Abstract
Background: There are still many controversies regarding the diagnosis and management of developmental dysplasia of the hip (DDH). Axial imaging is routinely used after closed or open reduction to confirm reduction has occurred. In this study, we aimed to determine the rate of early re-dislocation or failure of reduction after anterior approach open reduction (AOR), to establish whether there is a true need for routinely performing post-operative axial imaging.
 Methods: We retrospectively reviewed radiographs, operation notes and post-operative CT scan images of our AOR cases from September 2018 to June 2020. The CT scan images were reviewed to check the post-operative reduction and congruency. The ‘posterior neckline’ and the ‘modified Shenton line’ were used to assess reduction. The related literature was also reviewed.

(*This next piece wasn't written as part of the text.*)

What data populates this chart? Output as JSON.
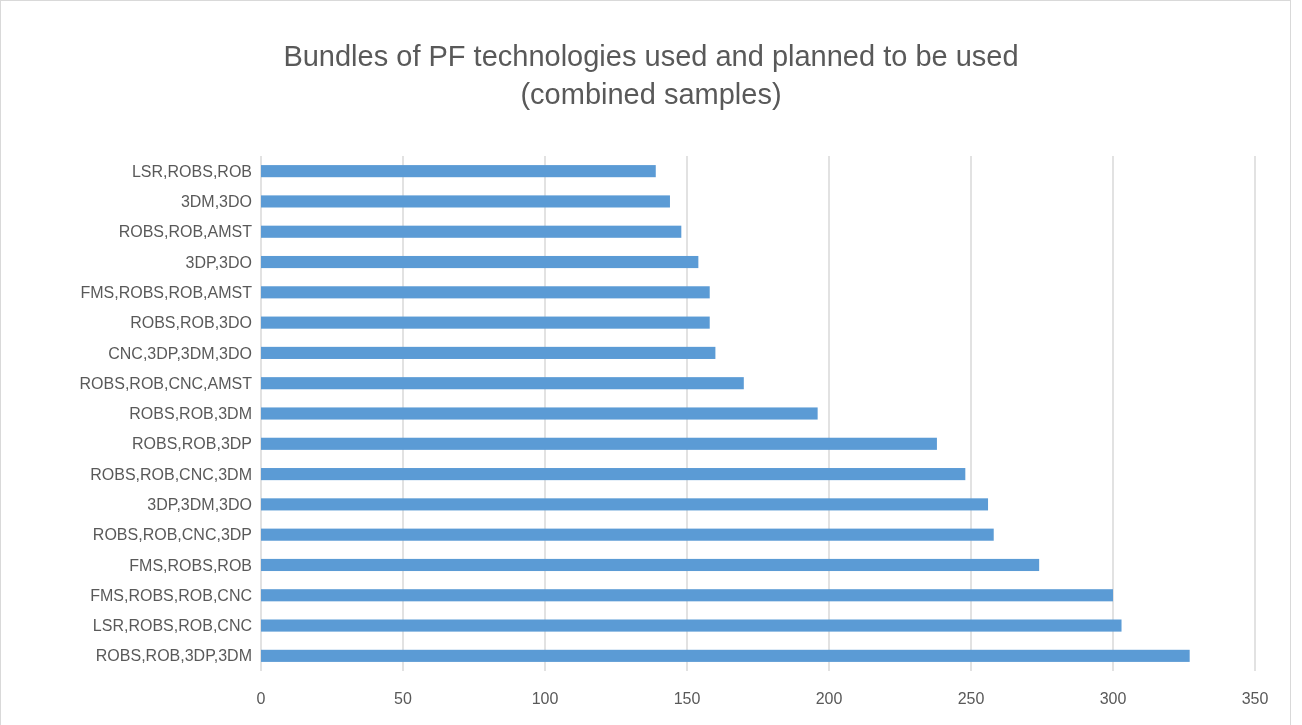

 Results: Thirty patients were included. The post-operative CT scans confirmed that all cases had reduced congruent hips. The CT scans did not change future treatment plans for any patient in this cohort and did not predict late re-dislocation.
 Conclusions: The rate of early re-dislocation or failure of reduction after AOR was negligible. Traditional routine axial imaging after this operation is therefore unjustified and has no value in predicting possible late re-dislocations. It also comes at the cost of extra radiation to the child and expense for the health system. We recommend stopping the routine use of post-operative axial imaging and using it selectively for specific indications, including teratologic and neuromuscular hips, bilateral DDH, and after revision surgery, in addition to closed reductions and medial approach open reduction.